Make My Data

The benefits of Big Data are prompting changes in everything from degree programs to how universities are structured and governed.

This story appeared in the February 2013 digital edition of Campus Technology.

While it sounds embarrassingly geeky to say it, higher education is undergoing some of the same changes that Star Trek experienced at the start of its The Next Generation series. Gone is the brainy Spock who solved problems with the power of his mind and strength of character. In his place is the waxy-skinned android Data--all calculation, information, and analysis. It is to him that Capt. Picard increasingly turns in crises. Data is what governs in this new world.

It's a similar story on campus, although we have only just embarked on this particular odyssey. But looking into the future, data--how we collect it, store it, and analyze it--is going to have profound repercussions on the way higher education is managed.

In this issue alone, CT is running three stories that are anchored in Big Data. It was not a conscious decision on our part to create a data-themed issue. Instead, we find that data is coming up naturally in conversations across a wide spectrum of issues in higher education.

"7 Secrets of Lasting Relationships!" for example, examines how CRM systems are now geared to gather the minutiae of schools' interactions with their constituents, fueling everything from recruitment efforts to retention and alumni fundraising. And just as Star Trek's Data slowly evolves toward greater humanness, these school communications are becoming increasingly personalized as more data comes online.

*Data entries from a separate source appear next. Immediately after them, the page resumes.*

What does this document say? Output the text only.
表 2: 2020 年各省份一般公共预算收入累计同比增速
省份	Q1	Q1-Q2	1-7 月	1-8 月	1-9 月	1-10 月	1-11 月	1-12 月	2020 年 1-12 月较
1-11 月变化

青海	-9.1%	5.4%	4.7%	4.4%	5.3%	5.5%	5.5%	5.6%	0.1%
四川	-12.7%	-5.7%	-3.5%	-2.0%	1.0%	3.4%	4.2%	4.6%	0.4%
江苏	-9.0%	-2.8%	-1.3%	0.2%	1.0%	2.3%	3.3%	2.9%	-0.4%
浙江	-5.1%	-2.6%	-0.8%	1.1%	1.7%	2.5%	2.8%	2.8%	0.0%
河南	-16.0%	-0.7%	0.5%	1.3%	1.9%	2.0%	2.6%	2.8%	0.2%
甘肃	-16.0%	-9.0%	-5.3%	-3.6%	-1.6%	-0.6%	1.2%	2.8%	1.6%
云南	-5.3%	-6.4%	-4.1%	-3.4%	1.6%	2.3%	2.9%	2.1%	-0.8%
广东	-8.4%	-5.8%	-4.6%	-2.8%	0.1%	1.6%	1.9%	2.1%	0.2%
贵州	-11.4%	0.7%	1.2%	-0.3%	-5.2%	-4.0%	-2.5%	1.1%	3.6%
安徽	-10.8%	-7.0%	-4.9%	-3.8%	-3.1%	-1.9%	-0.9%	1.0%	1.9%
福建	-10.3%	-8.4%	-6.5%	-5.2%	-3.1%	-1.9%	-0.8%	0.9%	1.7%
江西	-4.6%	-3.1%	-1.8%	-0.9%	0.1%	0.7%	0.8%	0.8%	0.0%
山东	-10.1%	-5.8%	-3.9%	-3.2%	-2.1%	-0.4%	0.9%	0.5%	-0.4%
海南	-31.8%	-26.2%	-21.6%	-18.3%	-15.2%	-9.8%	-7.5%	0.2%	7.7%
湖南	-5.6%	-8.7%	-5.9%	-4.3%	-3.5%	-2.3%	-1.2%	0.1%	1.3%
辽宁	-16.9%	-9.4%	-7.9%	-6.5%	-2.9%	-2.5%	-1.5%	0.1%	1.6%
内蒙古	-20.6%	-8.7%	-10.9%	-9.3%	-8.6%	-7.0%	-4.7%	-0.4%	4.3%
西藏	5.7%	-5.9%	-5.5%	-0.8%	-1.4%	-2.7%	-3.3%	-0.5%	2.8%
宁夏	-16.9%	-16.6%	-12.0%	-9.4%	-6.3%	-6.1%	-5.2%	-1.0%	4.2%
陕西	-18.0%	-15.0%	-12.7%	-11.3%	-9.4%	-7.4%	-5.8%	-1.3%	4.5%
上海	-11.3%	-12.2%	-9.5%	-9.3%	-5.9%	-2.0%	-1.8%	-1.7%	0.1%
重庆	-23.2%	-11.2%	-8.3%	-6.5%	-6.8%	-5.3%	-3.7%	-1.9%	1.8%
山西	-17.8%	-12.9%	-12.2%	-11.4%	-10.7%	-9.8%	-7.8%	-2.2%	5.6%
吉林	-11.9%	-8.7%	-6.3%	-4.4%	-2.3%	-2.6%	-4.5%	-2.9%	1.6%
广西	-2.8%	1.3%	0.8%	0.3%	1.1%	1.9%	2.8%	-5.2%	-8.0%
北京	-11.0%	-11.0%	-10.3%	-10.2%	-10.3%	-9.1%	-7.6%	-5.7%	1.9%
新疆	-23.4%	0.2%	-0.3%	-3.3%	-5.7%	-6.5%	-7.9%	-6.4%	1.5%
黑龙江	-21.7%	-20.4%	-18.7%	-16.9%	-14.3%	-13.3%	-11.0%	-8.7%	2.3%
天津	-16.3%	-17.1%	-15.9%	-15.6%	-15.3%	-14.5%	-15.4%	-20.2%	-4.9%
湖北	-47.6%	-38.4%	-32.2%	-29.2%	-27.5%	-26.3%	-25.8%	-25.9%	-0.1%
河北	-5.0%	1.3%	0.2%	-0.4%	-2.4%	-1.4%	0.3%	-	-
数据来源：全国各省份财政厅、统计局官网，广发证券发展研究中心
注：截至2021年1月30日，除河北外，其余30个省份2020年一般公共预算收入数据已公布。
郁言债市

And when we decided to explore the issue of shadow IT in "Going Behind IT's Back," our expectation was that the story would focus on the friction between central IT and rogue faculty/students emboldened by what they can achieve on their own. It turns out that IT departments are taking a laissez-faire attitude toward a host of shadow applications, but one arena is increasingly non-negotiable: data management. As the true value of data becomes clear, we are seeing demands for more--not less--centralization of data sets. As Timothy Chester, vice president for IT at the University of Georgia, says: "In a world that's driven by data and analytics, we need authoritative information, and authoritative information is driven by standardization."

Gathering data and hashing out governance for that data are step one and two. Step three is making sense of it all, and for that we are woefully unprepared. As writer John K. Waters learns in the third and final installment of his Big Data series, "Training Next-Gen Data Superheroes," only a half percent of the world's data is being analyzed today. To tackle the behemoth task ahead, a host of US schools are starting data sciences programs to train a new generation of Datas (preferably human) capable of sifting through the sea of information in search of trends and truths.

It's a growth industry, to put it mildly. As Terence Parr, an associate professor at the University of San Francisco, says in the article, "There are so few people in this field right now that some careers are going to launch like rockets." Indeed, it sounds as if we need our very own Starfleet Academy.

About the Author

Andrew Barbour is the former executive editor of Campus Technology.